The CurbSide Philosophy

A timely project by 4B Harm Reduction is pushing back against grifting alt-right media and fear being aimed at our unhoused neighbours by opportunistic police chiefs.

The CurbSide Philosophy
4B Harm Reduction looks out for the community in Edmonton.

As I’m writing this on the morning of August 16, wildfires have Yellowknife surrounded and the city is on evacuation alert. My heart goes out to everyone across NWT — many of them Indigenous, many who already have family and friends living on the streets of our cities — who may be left internally displaced after this fire season.

Houselessness isn’t an inevitable outcome for anyone: we need to see, hear and share these stories. That’s what this post is about.

It’s one of the most dramatic scenes you can imagine in harm reduction work: a mother on outreach comes across her son knocked out by a heavy opioid poisoning.

I won’t ruin the story of Angie Staines and her son Brandon Shaw, so check out Duncan McCue’s interview on Helluva Story or Marcus Gee’s piece in the Globe & Mail.

But the real twist comes after the media: by a combined miracle of a mother’s love, community support and personal grit, Brandon is housed for the first time in a decade and ready to apply what he learned on the streets of Edmonton and Vancouver to pay it forward.

The CurbSide Philosophy is a public education project by Brandon and the 4B Harm Reduction team. They’ll relay people’s stories from the frontlines of this national crisis of internal displacement with the understanding and care that comes most easily to people who have lived through it.

Drug Data Decoded is partnering with 4B Harm Reduction to help see The CurbSide Philosophy become reality. I’m donating the full $1,500 from a writing contract (look for that in Alberta Views early 2024!).

Can you join me with a donation to 4B’s GoFundMe?

Enough from me — here’s Brandon.

“I’m launching this project to give back a voice to people who are homeless or using drugs. I’ll raise awareness about the conditions on the streets — what is truly happening — using my own experience to strip away the stigma.

Because how the crisis of drug toxicity is being handled and what the government says is being done are two completely different things: people are being criminalized, marginalized and treated like scum.

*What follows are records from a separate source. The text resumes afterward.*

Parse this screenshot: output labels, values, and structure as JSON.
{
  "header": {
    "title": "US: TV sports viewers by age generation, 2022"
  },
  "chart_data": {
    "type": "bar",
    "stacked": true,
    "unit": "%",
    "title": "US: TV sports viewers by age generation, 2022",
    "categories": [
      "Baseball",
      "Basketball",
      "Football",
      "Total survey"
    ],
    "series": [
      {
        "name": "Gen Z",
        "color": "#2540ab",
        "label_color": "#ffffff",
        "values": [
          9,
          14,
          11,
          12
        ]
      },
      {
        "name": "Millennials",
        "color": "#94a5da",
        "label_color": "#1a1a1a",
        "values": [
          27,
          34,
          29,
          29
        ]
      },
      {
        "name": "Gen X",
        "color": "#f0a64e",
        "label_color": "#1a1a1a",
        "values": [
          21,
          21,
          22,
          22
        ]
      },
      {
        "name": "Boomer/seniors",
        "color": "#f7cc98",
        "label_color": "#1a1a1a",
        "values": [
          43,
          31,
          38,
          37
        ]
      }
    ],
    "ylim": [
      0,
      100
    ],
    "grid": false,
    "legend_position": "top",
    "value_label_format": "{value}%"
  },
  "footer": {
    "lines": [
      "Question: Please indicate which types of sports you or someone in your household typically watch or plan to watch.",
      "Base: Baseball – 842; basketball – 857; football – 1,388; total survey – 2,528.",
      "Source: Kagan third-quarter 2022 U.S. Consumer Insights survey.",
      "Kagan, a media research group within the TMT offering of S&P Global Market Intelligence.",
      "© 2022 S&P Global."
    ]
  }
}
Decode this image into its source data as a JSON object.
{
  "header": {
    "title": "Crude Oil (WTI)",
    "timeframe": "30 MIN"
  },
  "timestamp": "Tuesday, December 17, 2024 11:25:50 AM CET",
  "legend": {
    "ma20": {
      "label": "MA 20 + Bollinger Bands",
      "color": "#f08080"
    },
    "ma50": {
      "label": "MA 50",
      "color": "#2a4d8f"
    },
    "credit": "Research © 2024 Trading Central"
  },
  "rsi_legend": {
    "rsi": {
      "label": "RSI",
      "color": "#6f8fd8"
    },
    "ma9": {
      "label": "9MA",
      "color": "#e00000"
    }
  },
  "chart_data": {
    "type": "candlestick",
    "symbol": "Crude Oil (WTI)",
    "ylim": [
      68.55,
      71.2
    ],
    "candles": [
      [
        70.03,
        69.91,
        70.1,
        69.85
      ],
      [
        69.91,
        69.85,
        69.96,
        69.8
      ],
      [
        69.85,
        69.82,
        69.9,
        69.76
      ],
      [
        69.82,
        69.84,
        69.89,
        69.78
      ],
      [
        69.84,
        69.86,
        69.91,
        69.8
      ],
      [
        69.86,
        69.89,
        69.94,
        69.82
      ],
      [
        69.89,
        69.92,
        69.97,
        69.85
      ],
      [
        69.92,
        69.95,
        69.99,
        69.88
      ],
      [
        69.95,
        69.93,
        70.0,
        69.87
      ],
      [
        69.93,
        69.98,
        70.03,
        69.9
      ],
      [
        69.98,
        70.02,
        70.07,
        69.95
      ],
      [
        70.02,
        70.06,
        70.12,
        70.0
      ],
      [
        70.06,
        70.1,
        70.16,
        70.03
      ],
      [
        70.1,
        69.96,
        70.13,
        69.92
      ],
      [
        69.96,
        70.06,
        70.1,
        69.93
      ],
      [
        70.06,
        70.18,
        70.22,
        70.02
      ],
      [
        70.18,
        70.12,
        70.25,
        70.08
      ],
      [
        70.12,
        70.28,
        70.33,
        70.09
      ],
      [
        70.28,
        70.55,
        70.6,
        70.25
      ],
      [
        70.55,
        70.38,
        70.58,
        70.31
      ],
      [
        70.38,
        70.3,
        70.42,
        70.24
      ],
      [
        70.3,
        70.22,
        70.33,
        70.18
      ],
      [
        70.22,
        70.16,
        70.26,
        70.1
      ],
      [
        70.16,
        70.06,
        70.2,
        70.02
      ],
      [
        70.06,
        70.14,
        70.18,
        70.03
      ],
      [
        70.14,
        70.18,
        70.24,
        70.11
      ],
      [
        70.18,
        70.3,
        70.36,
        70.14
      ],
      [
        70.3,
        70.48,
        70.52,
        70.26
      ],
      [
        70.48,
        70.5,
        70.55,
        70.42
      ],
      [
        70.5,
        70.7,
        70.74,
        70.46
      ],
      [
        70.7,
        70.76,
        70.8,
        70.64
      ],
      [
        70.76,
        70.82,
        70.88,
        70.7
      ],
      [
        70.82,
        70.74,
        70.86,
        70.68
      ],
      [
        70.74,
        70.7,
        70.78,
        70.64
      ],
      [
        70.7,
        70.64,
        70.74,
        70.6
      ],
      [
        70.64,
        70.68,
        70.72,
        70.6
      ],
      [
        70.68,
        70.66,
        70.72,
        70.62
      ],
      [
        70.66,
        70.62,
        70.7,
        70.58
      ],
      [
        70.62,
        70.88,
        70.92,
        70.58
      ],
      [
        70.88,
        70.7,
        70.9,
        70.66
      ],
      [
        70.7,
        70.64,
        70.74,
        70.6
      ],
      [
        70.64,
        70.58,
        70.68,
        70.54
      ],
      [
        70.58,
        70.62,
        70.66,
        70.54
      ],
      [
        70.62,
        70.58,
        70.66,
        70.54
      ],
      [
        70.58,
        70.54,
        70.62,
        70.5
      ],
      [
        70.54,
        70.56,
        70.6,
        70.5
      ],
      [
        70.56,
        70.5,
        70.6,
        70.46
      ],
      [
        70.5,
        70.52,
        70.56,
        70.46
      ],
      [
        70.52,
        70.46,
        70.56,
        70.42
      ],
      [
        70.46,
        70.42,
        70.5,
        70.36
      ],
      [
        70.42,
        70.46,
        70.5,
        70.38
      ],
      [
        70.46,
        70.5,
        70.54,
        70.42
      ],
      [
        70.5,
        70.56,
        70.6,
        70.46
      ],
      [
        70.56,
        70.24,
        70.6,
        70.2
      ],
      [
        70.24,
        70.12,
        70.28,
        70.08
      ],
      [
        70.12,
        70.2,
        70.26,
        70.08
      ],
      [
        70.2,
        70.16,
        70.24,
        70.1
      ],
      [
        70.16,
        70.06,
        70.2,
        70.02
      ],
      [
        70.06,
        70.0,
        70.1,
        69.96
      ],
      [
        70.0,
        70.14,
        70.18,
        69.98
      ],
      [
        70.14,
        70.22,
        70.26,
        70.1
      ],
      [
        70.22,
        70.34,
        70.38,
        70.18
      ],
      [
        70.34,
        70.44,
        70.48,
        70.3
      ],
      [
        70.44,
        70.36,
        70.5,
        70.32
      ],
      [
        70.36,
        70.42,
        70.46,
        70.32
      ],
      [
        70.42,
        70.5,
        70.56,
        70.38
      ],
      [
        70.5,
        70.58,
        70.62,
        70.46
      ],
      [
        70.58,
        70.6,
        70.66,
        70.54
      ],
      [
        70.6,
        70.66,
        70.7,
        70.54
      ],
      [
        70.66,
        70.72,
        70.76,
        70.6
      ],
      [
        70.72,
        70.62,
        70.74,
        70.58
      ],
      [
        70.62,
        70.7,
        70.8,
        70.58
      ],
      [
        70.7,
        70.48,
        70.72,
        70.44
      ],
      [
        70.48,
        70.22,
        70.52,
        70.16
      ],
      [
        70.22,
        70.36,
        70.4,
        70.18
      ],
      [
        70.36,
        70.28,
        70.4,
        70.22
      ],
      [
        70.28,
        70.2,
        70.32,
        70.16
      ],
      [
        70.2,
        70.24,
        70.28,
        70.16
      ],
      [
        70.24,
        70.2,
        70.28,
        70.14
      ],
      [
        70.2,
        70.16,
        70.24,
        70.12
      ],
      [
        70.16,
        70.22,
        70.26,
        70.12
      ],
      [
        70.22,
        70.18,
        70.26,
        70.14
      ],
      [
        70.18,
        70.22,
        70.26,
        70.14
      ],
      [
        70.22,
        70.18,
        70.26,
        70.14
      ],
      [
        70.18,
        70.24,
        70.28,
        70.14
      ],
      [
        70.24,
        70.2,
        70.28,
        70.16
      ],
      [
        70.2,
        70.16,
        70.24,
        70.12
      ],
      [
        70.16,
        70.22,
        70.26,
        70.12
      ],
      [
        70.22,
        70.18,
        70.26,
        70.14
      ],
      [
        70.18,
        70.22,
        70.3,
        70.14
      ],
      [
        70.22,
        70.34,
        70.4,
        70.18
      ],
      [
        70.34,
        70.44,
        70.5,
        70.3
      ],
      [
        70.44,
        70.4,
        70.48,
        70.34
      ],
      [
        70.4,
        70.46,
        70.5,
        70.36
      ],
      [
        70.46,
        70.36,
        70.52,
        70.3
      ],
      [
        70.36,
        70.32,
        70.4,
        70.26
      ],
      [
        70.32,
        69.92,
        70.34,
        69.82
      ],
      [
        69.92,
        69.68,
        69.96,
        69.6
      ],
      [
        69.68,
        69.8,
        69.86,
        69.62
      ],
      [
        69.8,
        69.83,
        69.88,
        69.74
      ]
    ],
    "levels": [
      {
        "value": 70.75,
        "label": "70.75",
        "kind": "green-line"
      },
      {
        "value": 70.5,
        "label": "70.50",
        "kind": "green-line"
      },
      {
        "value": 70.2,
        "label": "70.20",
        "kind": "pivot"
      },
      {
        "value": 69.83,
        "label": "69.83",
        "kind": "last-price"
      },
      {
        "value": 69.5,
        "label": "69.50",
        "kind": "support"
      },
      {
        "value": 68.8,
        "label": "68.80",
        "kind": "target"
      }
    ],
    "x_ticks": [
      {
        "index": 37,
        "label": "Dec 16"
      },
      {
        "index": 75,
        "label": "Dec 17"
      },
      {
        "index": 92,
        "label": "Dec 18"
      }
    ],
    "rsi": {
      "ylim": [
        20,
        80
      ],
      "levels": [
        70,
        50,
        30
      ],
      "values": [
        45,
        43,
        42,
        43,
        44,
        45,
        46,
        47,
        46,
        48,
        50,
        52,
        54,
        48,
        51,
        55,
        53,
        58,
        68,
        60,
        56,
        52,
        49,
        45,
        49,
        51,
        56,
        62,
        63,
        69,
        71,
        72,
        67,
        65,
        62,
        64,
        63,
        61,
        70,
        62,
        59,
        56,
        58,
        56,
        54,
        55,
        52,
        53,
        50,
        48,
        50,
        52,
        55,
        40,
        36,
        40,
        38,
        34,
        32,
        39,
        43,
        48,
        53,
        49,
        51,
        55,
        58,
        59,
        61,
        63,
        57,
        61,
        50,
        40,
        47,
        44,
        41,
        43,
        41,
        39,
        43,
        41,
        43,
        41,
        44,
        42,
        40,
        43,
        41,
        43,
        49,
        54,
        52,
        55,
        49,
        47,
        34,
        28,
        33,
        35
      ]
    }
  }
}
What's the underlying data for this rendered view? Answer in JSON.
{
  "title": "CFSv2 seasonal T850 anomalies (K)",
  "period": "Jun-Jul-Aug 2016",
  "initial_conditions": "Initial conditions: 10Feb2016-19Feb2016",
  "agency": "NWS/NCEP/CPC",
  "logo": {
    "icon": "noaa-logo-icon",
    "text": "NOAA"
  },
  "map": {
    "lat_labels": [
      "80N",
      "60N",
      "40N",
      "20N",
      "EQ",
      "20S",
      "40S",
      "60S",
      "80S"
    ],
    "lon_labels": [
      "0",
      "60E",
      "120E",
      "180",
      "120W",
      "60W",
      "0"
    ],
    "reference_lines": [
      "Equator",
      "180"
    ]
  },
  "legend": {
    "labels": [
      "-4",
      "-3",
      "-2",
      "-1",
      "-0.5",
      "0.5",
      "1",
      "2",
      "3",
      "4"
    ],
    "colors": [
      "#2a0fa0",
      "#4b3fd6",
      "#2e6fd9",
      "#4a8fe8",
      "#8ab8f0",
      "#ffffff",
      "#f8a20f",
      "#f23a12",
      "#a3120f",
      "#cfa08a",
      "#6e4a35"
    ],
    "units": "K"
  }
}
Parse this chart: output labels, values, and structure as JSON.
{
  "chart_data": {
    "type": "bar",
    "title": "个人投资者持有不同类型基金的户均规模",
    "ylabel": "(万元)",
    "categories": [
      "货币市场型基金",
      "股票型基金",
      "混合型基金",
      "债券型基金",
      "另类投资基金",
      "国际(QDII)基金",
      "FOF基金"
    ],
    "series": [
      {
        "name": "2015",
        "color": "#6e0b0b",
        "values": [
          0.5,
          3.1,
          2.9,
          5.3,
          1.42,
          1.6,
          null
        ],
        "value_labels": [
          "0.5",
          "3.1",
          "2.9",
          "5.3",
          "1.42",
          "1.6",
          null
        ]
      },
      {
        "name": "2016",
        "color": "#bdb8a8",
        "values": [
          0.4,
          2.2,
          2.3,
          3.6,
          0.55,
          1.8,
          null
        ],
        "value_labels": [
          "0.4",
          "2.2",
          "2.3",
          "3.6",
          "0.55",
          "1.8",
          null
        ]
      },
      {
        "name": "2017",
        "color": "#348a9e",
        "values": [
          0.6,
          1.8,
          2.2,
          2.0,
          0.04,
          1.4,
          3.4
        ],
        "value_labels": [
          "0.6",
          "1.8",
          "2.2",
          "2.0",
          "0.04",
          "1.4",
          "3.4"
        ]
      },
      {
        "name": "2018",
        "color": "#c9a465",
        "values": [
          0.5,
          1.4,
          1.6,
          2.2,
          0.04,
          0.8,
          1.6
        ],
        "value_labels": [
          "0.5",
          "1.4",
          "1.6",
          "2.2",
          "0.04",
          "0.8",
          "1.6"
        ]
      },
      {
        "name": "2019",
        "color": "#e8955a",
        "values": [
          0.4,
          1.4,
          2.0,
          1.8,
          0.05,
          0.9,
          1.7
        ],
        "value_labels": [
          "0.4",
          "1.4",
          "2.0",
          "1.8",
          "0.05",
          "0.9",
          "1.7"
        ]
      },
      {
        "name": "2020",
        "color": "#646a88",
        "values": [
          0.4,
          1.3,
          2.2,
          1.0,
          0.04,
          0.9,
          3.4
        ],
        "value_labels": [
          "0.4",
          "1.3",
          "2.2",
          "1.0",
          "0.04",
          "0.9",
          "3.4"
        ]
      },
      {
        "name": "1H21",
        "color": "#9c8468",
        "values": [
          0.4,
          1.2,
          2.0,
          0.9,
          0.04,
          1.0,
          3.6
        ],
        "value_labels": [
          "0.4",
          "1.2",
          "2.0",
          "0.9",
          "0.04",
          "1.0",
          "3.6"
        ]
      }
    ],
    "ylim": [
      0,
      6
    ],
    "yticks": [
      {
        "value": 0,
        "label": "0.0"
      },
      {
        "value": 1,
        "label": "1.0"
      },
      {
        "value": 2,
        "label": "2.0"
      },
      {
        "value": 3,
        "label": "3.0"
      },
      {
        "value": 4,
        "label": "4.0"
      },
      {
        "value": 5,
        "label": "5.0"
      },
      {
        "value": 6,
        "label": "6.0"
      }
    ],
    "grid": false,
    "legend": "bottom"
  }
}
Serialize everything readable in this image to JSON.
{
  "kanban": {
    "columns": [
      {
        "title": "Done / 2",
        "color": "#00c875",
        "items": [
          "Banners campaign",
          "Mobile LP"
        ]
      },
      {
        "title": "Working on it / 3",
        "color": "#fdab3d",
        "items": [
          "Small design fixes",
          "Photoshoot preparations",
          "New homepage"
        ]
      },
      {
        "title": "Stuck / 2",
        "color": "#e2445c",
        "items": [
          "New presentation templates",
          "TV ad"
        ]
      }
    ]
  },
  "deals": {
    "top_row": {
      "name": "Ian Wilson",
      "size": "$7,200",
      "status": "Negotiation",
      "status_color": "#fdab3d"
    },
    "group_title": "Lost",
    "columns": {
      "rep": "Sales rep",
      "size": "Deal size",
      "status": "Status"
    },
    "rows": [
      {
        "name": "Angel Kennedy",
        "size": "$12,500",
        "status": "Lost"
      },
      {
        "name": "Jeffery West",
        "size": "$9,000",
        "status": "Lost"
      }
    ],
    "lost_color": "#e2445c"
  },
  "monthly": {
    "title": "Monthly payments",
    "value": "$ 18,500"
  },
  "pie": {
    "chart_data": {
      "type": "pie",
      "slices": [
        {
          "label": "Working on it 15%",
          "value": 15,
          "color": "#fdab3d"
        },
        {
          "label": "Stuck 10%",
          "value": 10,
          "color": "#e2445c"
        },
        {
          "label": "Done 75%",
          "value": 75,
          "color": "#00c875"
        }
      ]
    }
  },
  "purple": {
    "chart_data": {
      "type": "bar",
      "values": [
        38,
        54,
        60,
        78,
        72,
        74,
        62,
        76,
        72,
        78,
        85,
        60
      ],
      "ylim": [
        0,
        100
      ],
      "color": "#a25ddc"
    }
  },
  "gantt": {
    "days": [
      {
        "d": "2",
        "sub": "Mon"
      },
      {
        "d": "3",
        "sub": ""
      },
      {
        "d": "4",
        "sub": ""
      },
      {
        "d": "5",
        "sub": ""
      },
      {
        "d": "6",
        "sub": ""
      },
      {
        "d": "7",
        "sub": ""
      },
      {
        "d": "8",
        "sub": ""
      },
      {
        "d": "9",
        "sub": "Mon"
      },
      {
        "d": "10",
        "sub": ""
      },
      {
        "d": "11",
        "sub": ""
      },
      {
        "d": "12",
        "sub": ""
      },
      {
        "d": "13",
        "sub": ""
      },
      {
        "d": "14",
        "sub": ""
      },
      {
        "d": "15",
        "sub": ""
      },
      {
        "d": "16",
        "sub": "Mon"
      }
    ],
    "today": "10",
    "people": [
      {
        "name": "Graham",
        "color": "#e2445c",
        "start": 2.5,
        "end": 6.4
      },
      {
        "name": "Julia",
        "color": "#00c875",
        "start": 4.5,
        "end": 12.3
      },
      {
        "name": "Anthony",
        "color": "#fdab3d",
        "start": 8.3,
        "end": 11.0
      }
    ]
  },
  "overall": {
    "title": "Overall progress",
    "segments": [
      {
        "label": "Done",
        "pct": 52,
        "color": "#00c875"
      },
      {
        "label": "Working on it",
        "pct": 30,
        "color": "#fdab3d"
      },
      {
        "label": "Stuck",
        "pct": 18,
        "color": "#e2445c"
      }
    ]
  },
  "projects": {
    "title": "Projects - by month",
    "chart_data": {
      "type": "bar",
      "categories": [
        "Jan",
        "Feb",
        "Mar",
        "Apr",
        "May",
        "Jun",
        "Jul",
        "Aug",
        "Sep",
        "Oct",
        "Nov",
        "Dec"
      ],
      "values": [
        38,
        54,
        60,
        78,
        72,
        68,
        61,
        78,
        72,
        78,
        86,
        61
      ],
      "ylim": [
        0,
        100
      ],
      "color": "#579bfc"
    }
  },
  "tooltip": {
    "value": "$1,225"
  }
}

It’s so sad to watch and it breaks my heart.

The CurbSide Philosophy will start as a set of social media channels (Facebook, Instagram, TikTok) that provide a platform to people’s real struggles. It’s the truth, delivered straight from the frontlines.

Anonymous interviews will be paired with outreach footage to focus on issues that Albertans frequently talk about — but never with those directly affected.”

Brandon puts the B in 4B. (No, actually)

Want to be a part of this?

The CurbSide Philosophy will return far more than the sum of the stories it delivers. The people to whom it will give a voice are refugees of racist, ableist, homophobic, transphobic, greed-empowering policy. Their testimony is intentional omitted by the political press conferences, the Postmedia columns and the social media influencers.

As Brandon puts it: we talk about unhoused people so much, why aren’t we speaking with them?